|
(0015083)
|
|
Alan Scott
|
|
2009-02-17 16:33
|
|
Here is the e-mail. It is probably clearer than I have been reporting this bug.
Sorry for the slow/minimal response, I'm out of the office... I'll double-check that I am using the "bulk" version of the exodus call that fetches the most possible information at once (I thought I already was). If that is still too slow, then we'll have to talk to Greg Sjaardema and the other Exodus library developers to see if there's anything to be done... it would be hard/impossible/(or at least unsightly) for the exodus reader to make netcdf calls directly.
David
OK, I have taken a look at this but the news is not terribly good.
Basically, the Exodus API does not provide a way to fetch information about all results variables defined over all the blocks at once (there is a method for writing concatenated block information, but not reading it). Even if it were to do so, NetCDF just isn't very clever about storing array dimensions: they are all indexed by strings instead of numbers and the strings are stored in what appears to be a linear array that is not sorted. I don't know that a lot can be done without changing the Exodus API at a minimum and more likely the NetCDF implementation.
I haven't thoroughly audited the NetCDF code, but assuming that the NC_dimarray struct isn't used directly in a ton of places, turning it into a hashtable could speed things up a good deal. This would not require an API change but would be a solid day or two of work for some poor soul. I don't have a day or two to do this right now but would be willing to work with someone to define the task a little more clearly.
David
> I think I have a bit of a handle on the performance problems of
> ParaView with a lot of blocks, and it isn't very pretty. I am looking
> specifically at ParaView's Exodus reader.
>
> There really are two places to focus:
> * At RequestInformation time
> * After hitting the Apply button.
>
> The following analysis has to do with the first bullet, when ParaView
> is reading in initial header information.
>
> My data is as follows:
> * single exodus file
> * About 25,000 blocks. (many.e has 1500)

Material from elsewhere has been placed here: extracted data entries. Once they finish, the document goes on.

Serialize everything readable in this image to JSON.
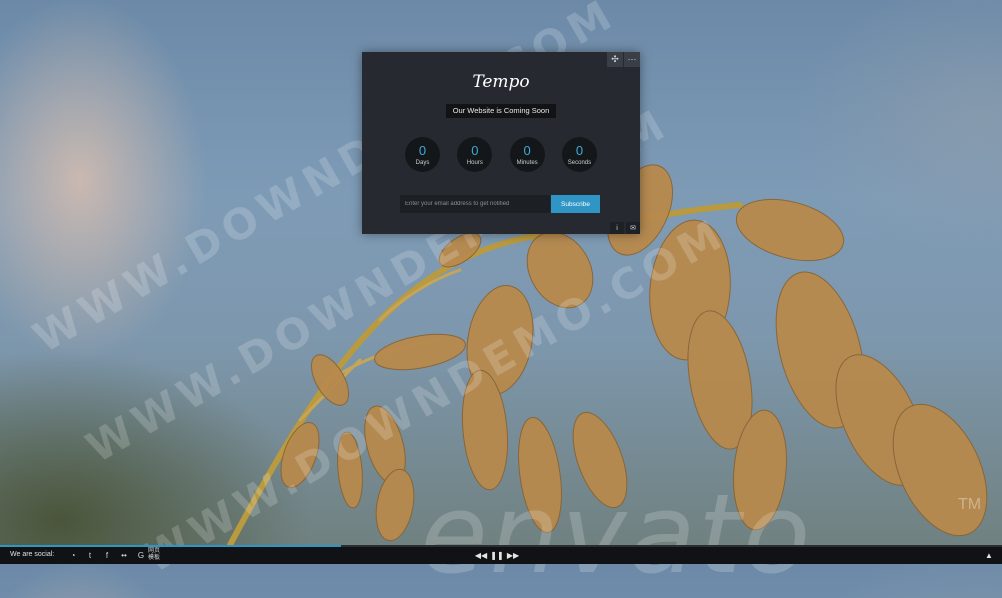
{
  "watermark": {
    "text": "WWW.DOWNDEMO.COM",
    "brand": "envato",
    "trademark": "TM"
  },
  "card": {
    "logo": "Tempo",
    "headline": "Our Website is Coming Soon",
    "tools": [
      {
        "icon": "move-icon",
        "glyph": "✣"
      },
      {
        "icon": "more-icon",
        "glyph": "⋯"
      }
    ],
    "countdown": [
      {
        "value": "0",
        "label": "Days"
      },
      {
        "value": "0",
        "label": "Hours"
      },
      {
        "value": "0",
        "label": "Minutes"
      },
      {
        "value": "0",
        "label": "Seconds"
      }
    ],
    "email_placeholder": "Enter your email address to get notified",
    "subscribe_label": "Subscribe",
    "footer_icons": [
      {
        "icon": "info-icon",
        "glyph": "i"
      },
      {
        "icon": "mail-icon",
        "glyph": "✉"
      }
    ]
  },
  "bottom_bar": {
    "social_label": "We are social:",
    "social_icons": [
      {
        "icon": "rss-icon",
        "glyph": "◔"
      },
      {
        "icon": "twitter-icon",
        "glyph": "t"
      },
      {
        "icon": "facebook-icon",
        "glyph": "f"
      },
      {
        "icon": "flickr-icon",
        "glyph": "••"
      },
      {
        "icon": "google-icon",
        "glyph": "G"
      }
    ],
    "cn_text": "网页 模板",
    "player": [
      {
        "icon": "previous-icon",
        "glyph": "◀◀"
      },
      {
        "icon": "pause-icon",
        "glyph": "❚❚"
      },
      {
        "icon": "next-icon",
        "glyph": "▶▶"
      }
    ],
    "up_icon": {
      "icon": "arrow-up-icon",
      "glyph": "▲"
    },
    "progress": 0.34,
    "accent": "#2f95c4"
  }
}
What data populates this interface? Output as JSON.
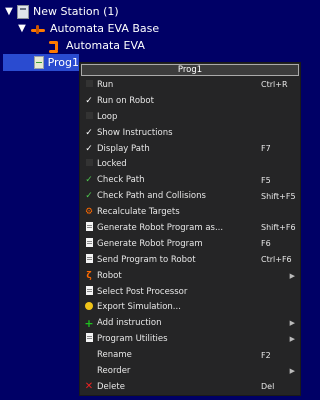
{
  "tree": {
    "station": "New Station (1)",
    "robot_base": "Automata EVA Base",
    "robot": "Automata EVA",
    "program": "Prog1"
  },
  "menu": {
    "title": "Prog1",
    "items": [
      {
        "label": "Run",
        "shortcut": "Ctrl+R",
        "icon": "box-icon"
      },
      {
        "label": "Run on Robot",
        "shortcut": "",
        "icon": "checkmark-icon"
      },
      {
        "label": "Loop",
        "shortcut": "",
        "icon": "box-icon"
      },
      {
        "label": "Show Instructions",
        "shortcut": "",
        "icon": "checkmark-icon"
      },
      {
        "label": "Display Path",
        "shortcut": "F7",
        "icon": "checkmark-icon"
      },
      {
        "label": "Locked",
        "shortcut": "",
        "icon": "box-icon"
      },
      {
        "label": "Check Path",
        "shortcut": "F5",
        "icon": "green-check-icon"
      },
      {
        "label": "Check Path and Collisions",
        "shortcut": "Shift+F5",
        "icon": "green-check-icon"
      },
      {
        "label": "Recalculate Targets",
        "shortcut": "",
        "icon": "robot-target-icon"
      },
      {
        "label": "Generate Robot Program as...",
        "shortcut": "Shift+F6",
        "icon": "document-icon"
      },
      {
        "label": "Generate Robot Program",
        "shortcut": "F6",
        "icon": "document-icon"
      },
      {
        "label": "Send Program to Robot",
        "shortcut": "Ctrl+F6",
        "icon": "document-icon"
      },
      {
        "label": "Robot",
        "shortcut": "",
        "icon": "robot-icon",
        "submenu": true
      },
      {
        "label": "Select Post Processor",
        "shortcut": "",
        "icon": "document-icon"
      },
      {
        "label": "Export Simulation...",
        "shortcut": "",
        "icon": "lightbulb-icon"
      },
      {
        "label": "Add instruction",
        "shortcut": "",
        "icon": "plus-icon",
        "submenu": true
      },
      {
        "label": "Program Utilities",
        "shortcut": "",
        "icon": "document-icon",
        "submenu": true
      },
      {
        "label": "Rename",
        "shortcut": "F2",
        "icon": ""
      },
      {
        "label": "Reorder",
        "shortcut": "",
        "icon": "",
        "submenu": true
      },
      {
        "label": "Delete",
        "shortcut": "Del",
        "icon": "delete-icon"
      }
    ]
  },
  "colors": {
    "background": "#000066",
    "menu_background": "#252526",
    "check_green": "#4ec94e",
    "robot_orange": "#ff7a00",
    "delete_red": "#ee2222"
  }
}
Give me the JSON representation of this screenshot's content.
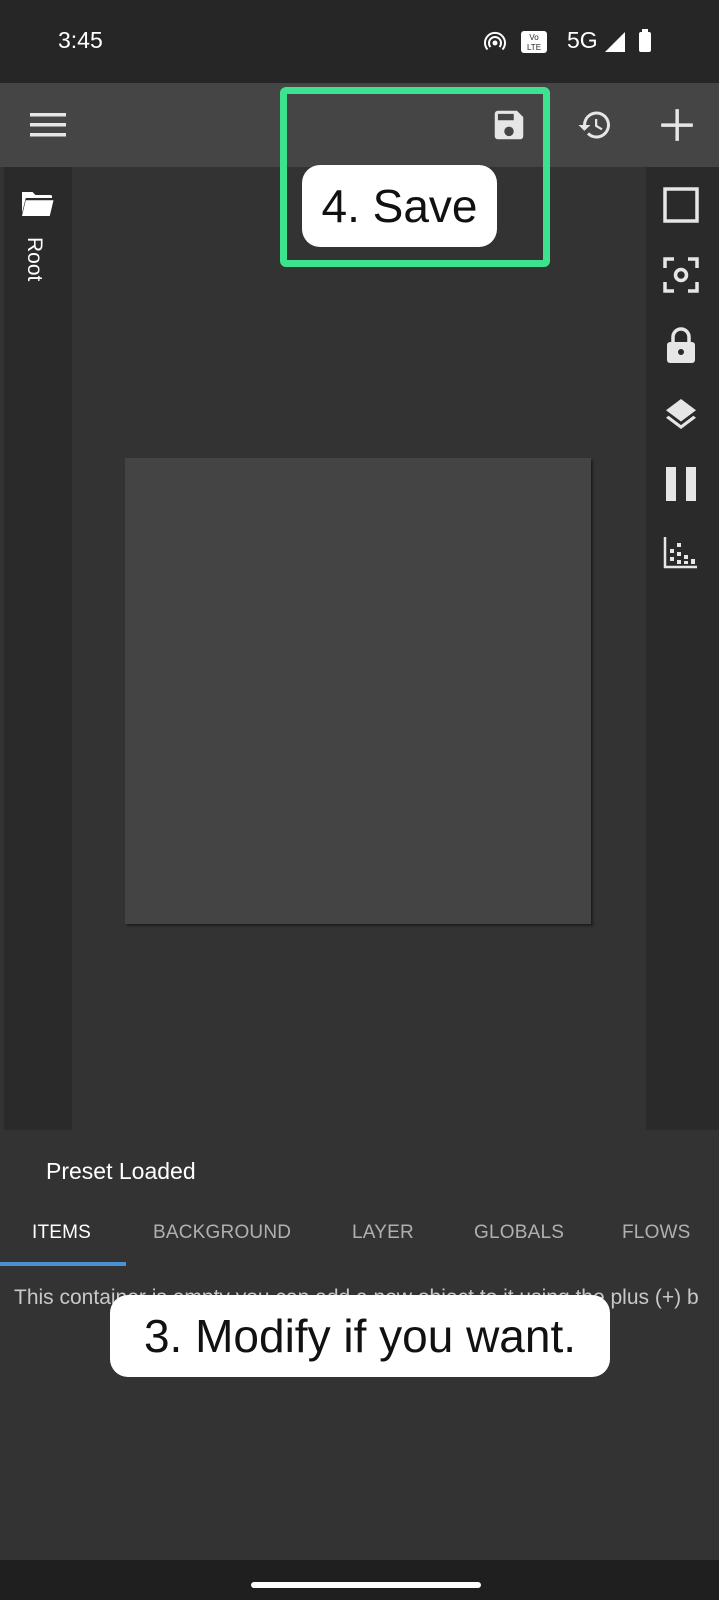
{
  "status_bar": {
    "time": "3:45",
    "network": "5G",
    "icons": [
      "hotspot-icon",
      "volte-icon",
      "signal-icon",
      "battery-icon"
    ]
  },
  "toolbar": {
    "icons": [
      "menu-icon",
      "save-icon",
      "history-icon",
      "add-icon"
    ]
  },
  "left_panel": {
    "folder_label": "Root",
    "icons": [
      "folder-icon"
    ]
  },
  "right_panel": {
    "icons": [
      "square-icon",
      "focus-icon",
      "lock-icon",
      "layers-icon",
      "pause-icon",
      "chart-icon"
    ]
  },
  "bottom_panel": {
    "preset_status": "Preset Loaded",
    "tabs": [
      {
        "label": "ITEMS",
        "active": true
      },
      {
        "label": "BACKGROUND",
        "active": false
      },
      {
        "label": "LAYER",
        "active": false
      },
      {
        "label": "GLOBALS",
        "active": false
      },
      {
        "label": "FLOWS",
        "active": false
      }
    ],
    "empty_message": "This container is empty you can add a new object to it using the plus (+) b"
  },
  "annotations": {
    "save_callout": "4. Save",
    "modify_callout": "3. Modify if you want."
  },
  "colors": {
    "highlight": "#3de28f",
    "tab_indicator": "#4a90d9",
    "toolbar_bg": "#454545",
    "panel_bg": "#2a2a2a",
    "canvas_bg": "#444444"
  }
}
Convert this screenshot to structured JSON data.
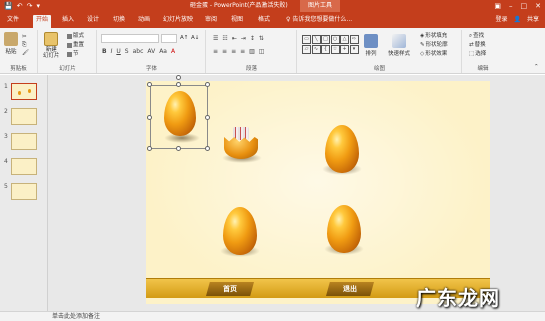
{
  "titlebar": {
    "title": "砸金蛋 - PowerPoint(产品激活失败)",
    "context_tools": "图片工具",
    "qat": [
      "💾",
      "↶",
      "↷",
      "▾"
    ]
  },
  "tabs": [
    {
      "label": "文件"
    },
    {
      "label": "开始"
    },
    {
      "label": "插入"
    },
    {
      "label": "设计"
    },
    {
      "label": "切换"
    },
    {
      "label": "动画"
    },
    {
      "label": "幻灯片放映"
    },
    {
      "label": "审阅"
    },
    {
      "label": "视图"
    },
    {
      "label": "格式"
    }
  ],
  "search_placeholder": "告诉我您想要做什么...",
  "account": {
    "signin": "登录",
    "share": "共享"
  },
  "ribbon": {
    "clipboard": {
      "paste": "粘贴",
      "label": "剪贴板"
    },
    "slides": {
      "new_slide": "新建\n幻灯片",
      "layout": "版式",
      "reset": "重置",
      "section": "节",
      "label": "幻灯片"
    },
    "font": {
      "label": "字体"
    },
    "paragraph": {
      "label": "段落"
    },
    "drawing": {
      "arrange": "排列",
      "quick_styles": "快速样式",
      "fill": "形状填充",
      "outline": "形状轮廓",
      "effects": "形状效果",
      "label": "绘图"
    },
    "editing": {
      "find": "查找",
      "replace": "替换",
      "select": "选择",
      "label": "编辑"
    }
  },
  "thumbnails": [
    {
      "num": "1"
    },
    {
      "num": "2"
    },
    {
      "num": "3"
    },
    {
      "num": "4"
    },
    {
      "num": "5"
    }
  ],
  "slide": {
    "buttons": {
      "home": "首页",
      "exit": "退出"
    }
  },
  "notes_placeholder": "单击此处添加备注",
  "watermark": "广东龙网",
  "colors": {
    "accent": "#c43e1c",
    "slide_bg": "#fdf2c8",
    "gold": "#f09b12"
  }
}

> * About 60,000 attributes, nodes, side sets, face vars, etc.
>
> * The first problem occurs in
> vtkExodusIIReaderPrivate::RequestInformation(), in the line that reads
> for ( obj = 0; obj < nids; ++obj ) (about line 3746). nids == number
> of blocks. It calls into ex_get_block, which makes 5 calls into
> ncdimid(), which calls nc_inq_dimid(), which calls NC_finddim()
>
> NC_finddim() has the following loop in it, which runs completey
> through if it is looking for a variable that doesn't exist. It runs
> through this loop about 60,000 times.
>
> for(; (size_t) dimid < ncap->nelems
> && (strlen((*loc)->name->cp) != slen
> || strncmp((*loc)->name->cp, name, slen) != 0);
> dimid++, loc++)
> {
> /*EMPTY*/
> }
>
> So, we have a n^2 problem, with string compares at the bottom of the n^2.
>
> A few ideas that I have tried that seemed to help (but not enough) is:
> * in NC_finddim(), you are often looking for the next variable in the
> list, such as the following:
> - num_el_in_blk3
> - num_nod_per_el3
> - num_att_in_blk3
> * You are also sometimes looking for the same variable a second time.
> For instance, I am getting calls to ncdimid() from ex_get_block() and
> ex_get_attr_names(). These are both found inside of the for loop
> mentioned above in RequestInformation().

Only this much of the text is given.